Vous voilà donc tout à fait religieuse, et pour toujours, in aeternum. Il y a dans cette immutabilité de votre état quelque chose du sacerdoce, et je pense bien que vous avez contracté vos voeux de manière à vous unir plus intimement à l’éternel sacerdoce de Jésus-Christ. Que Dieu, ma bonne fille, vous donne toute l’étendue du courage nécessaire pour que, religieuse pour toujours, votre sacrifice soit perpétuel et l’union de votre âme à Dieu éternelle! Comment se fait-il, dites-le-moi, qu’après s’être senti élevé si haut par la foi et par ces liens mystérieux dont l’amour de Dieu nous enlace, nous retombions si profondément dans notre néant et dans toutes ces misères de notre nature et dans la révolte de nos péchés! J’aurais, comme vous, bien désiré recevoir vos premières impressions après votre profession. Mais ce que vous m’écrivez s’en ressent encore assez pour que je sois convaincu de ce que vous avez donné à Notre-Seigneur et de la manière dont vous le lui avez donné.
Peu de jours après que vous avez pris votre engagement définitif, je suis allé donner l’habit à une novice et recevoir la profession d’une religieuse, toutes deux mes anciennes filles. Il faut que Dieu ait ses desseins, car si j’eusse su plus tôt que vous accepteriez des filles sans dot, incontestablement la jeune religieuse allait frapper à la porte de votre couvent. C’est un sujet très remarquable sous tous les rapports, et qui souffre un peu de certaines idées que les saintes filles de la Visitation ne savent pas toujours secouer.
Mais parlons de vous. Je suis bien convaincu que, dans le nouvel ordre de relations qui va s’établir entre Jésus-Christ et vous, la plus grande générosité doit être le mobile de toutes vos pensées et actions. Mais cet effort continuel pour être une sainte ne vous produira-t-il pas cette fatigue, d’où naîtront les scrupules, les sécheresses et tout ce dont vous vous plaignez? Vous savez que, dans ces circonstances, saint François de S[ales] recommande, au-dessus de tout, la sainte liberté.

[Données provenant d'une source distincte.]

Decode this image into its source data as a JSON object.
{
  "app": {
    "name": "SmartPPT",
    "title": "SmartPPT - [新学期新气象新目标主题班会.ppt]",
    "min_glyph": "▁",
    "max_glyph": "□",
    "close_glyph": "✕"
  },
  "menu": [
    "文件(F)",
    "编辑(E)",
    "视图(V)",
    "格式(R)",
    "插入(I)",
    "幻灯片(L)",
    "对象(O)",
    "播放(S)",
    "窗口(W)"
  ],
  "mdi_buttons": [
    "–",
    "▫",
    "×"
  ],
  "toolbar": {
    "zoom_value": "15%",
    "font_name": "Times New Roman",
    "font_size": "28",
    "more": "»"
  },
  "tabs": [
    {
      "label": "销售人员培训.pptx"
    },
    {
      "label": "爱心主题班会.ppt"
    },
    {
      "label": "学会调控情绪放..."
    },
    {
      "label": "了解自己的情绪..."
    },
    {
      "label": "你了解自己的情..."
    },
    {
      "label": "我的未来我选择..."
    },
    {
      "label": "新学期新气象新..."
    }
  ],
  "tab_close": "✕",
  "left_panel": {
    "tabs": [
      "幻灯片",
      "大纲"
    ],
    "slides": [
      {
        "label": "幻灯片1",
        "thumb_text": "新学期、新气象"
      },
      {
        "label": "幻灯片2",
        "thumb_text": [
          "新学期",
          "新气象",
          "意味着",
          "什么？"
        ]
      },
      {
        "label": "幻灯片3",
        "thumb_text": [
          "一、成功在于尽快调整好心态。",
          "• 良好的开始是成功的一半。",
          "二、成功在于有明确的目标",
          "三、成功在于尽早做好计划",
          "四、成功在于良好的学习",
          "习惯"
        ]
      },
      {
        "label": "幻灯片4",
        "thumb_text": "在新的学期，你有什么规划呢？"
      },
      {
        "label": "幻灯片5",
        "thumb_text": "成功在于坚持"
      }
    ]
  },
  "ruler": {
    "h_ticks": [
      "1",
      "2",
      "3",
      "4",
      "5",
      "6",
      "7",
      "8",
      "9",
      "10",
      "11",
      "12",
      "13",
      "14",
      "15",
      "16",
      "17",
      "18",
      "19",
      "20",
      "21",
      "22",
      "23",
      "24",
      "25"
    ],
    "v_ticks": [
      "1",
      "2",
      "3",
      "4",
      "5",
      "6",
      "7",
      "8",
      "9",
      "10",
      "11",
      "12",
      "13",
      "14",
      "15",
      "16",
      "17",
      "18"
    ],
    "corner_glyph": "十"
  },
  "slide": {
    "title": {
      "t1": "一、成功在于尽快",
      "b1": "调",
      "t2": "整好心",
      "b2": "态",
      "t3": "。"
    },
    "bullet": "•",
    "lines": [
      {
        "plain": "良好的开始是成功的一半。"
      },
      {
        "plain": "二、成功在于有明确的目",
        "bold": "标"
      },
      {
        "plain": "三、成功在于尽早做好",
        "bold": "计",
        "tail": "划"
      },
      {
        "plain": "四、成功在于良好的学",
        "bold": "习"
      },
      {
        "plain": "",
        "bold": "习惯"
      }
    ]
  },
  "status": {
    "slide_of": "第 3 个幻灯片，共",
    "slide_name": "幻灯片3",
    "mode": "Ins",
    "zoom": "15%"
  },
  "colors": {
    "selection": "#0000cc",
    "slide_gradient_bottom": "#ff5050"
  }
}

Vous me reprochez d’être trop bon. Mon Dieu! ma chère enfant, avez-vous donc si grande peur que je ne puisse redevenir méchant et sévère? Ne vaut-il pas mieux, dans tous les cas, vous laisser savourer les douceurs des premiers jours de vos noces? J’ai eu le bonheur de les apprécier à l’époque de mon ordination. Je me les rappelle et je remercie Dieu que rien ne les ait troublées. Il y a là pour moi des souvenirs de suavité que rien n’effacera et qui me calment dans les mauvais moments de découragement et d’ennui. Pourquoi ne vous aiderais-je pas à vous procurer ce secours, qui est tant dans l’ordre de Dieu? Car la joie de s’être consacré à son service vient, je pense, toute de lui. Je crois même que ce qui peut vous être le plus avantageux, c’est de faire durer le plus possible cet état d’abandon plénier qui ne vous laisse rien à dire, sinon que vous êtes bien toute à Dieu. Oh! que je voudrais pouvoir contribuer à augmenter dans votre âme ce juge convivium dont parle le Saint-Esprit! Les épreuves renaîtront assez tôt. Et déjà n’en éprouvez-vous pas quelques atteintes? Il me semble qu’en tout ceci, dans tout ce que je vous dis, je me mets à la place de Dieu et je vous tiens le langage qu’il veut que je vous adresse.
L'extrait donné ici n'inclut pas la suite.